Married By Morning (The Hathaways #4)(87)



“May I have some water?” she asked hoarsely.

“William, give our guest some water.”

He complied clumsily, going to fill a glass, standing over Catherine. Holding the cup to her lips, he watched as she sipped carefully. The water was instantly absorbed into the parched tissue of her lips, inner cheeks, throat. It carried a dusty, brackish taint, or perhaps that was just the taste of her mouth.

William retreated, and Catherine waited while her aunt puffed thoughtfully on the hookah.

“Mother never forgave you,” Althea said, “for running away as you did. Lord Latimer hounded us for years, demanding the return of his money … or you. But you don’t care about what trouble you caused. You never gave a thought to what you owed.”

Catherine fought to keep her head steady, when it kept lolling to the side. “I didn’t owe you my body.”

“You thought you were too good for that. You wanted to avoid my downfall. You wanted a choice.” Althea paused, as if waiting for confirmation. When none was forthcoming, she continued with soft vehemence. “But why should you have one when I didn’t? My own mother came to my bedroom one night. She said she’d brought a nice gentleman to help tuck me in. But first he was going to show me some new games. After that night, there was no innocent part of me left. I was twelve.”

Another long inhalation through the hookah, another dizzying puff of smoke. There was no way for Catherine to avoid breathing in more. The room seemed to sway gently, as Catherine had imagined the deck of a ship would rock at sea. She floated on the waves, buoyant, listening to Althea’s seething. And she felt a stirring of sympathy, but like the rest of her emotions, it remained deep under the surface, drowning.

“I thought of running away,” Althea said. “I asked my brother—your father—to help me. He lived with us then, coming and going as he pleased. Using the whores for free any time he wanted, and they didn’t dare complain to Mother. ‘I need just a little money,’ I told him. ‘I’ll go far away to the country.’ But he went to Mother and told her what I’d asked. I wasn’t let out of the house for months afterward.”

From what little Catherine remembered of her father, a brusque and pitiless individual, this story was easy to believe. But she found herself asking distantly, “Why didn’t he help you?”

“My brother liked the situation as it was—he had the best of everything without lifting a finger. Mother gave him whatever he wanted. And the selfish pig didn’t mind sacrificing me to keep himself comfortable. He was a man, you see.” She paused. “So I became a whore. And for years I prayed for rescue.

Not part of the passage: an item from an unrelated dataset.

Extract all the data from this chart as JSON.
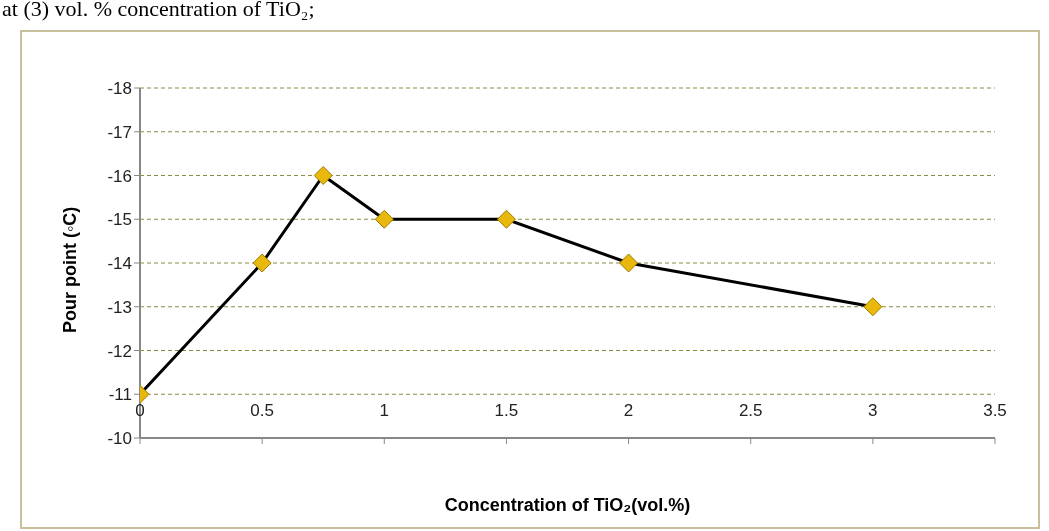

But God doesn’t hear the prayers of women. He cares only for those He made in His own image.”

Befuddled and squinting, Catherine labored to keep her thoughts in order. “Aunt,” she said carefully, “why did you bring me here? If that was done to you … why must it be done to me?”

“Why should you escape when I couldn’t? I want you to become me. Just as I became Mother.”

Yes … this was one of Catherine’s fears, the worst one. That if she were put in the wrong situation, the wickedness in her own nature would take over all the rest.

Except … it wouldn’t.

Catherine’s foggy brain seized on the idea and turned it over, examining it. The past was not the future. “I’m not like you,” she said slowly. “Won’t ever be. I grieve for what was done to you, Aunt. But I didn’t make the same choice.”

“I have a choice for you now.”

Despite Catherine’s opiated detachment, Althea’s caressing tone made her flesh creep.

“You will either make good on that long-ago arrangement with Lord Latimer,” Althea continued, “or you will service customers in the brothel, as I did. Which shall it be?”

Catherine refused to choose. “Doesn’t matter what you do,” she said, drugged but intractable. “Nothing will change who I am.”

“And who are you?” Althea’s voice dripped with contempt. “A decent woman? Too good for the likes of this place?”

Catherine’s head became too heavy for her to hold up any longer. She lowered herself to the settee, resting her head on the arm. “A woman who is loved.”

It was the worst, most hurtful answer she could have given Althea. And it was the truth.

Unable to open her eyes, Catherine was aware of a bustling movement nearby, of Althea’s tentaclelike grip on her face, of the leather hose from the hookah shoved between her lips. Her nose was pinched shut, and she breathed in helplessly. A flood of cool, pungent smoke entered her lungs. She coughed, and was forced to draw it in again, and then she wilted into a placid and near-insensible heap.

“Take her upstairs, William,” Althea said. “To her old bedroom. Later we’ll move her to the brothel.”

“Yes, ma’am.” William gathered Catherine up carefully. “Ma’am … may I undo her wrists?”

Althea shrugged. “She certainly won’t go anywhere under her own power.”

William carried Catherine upstairs, settled her on the small, musty bed of her old room, and untied her hands. He arranged her arms with her hands touching at her middle, in the position of a body in a casket. “Sorry, miss,” he murmured, looking into her half-open, unseeing eyes. “She’s all I ’ave. I ’as to do what she says.”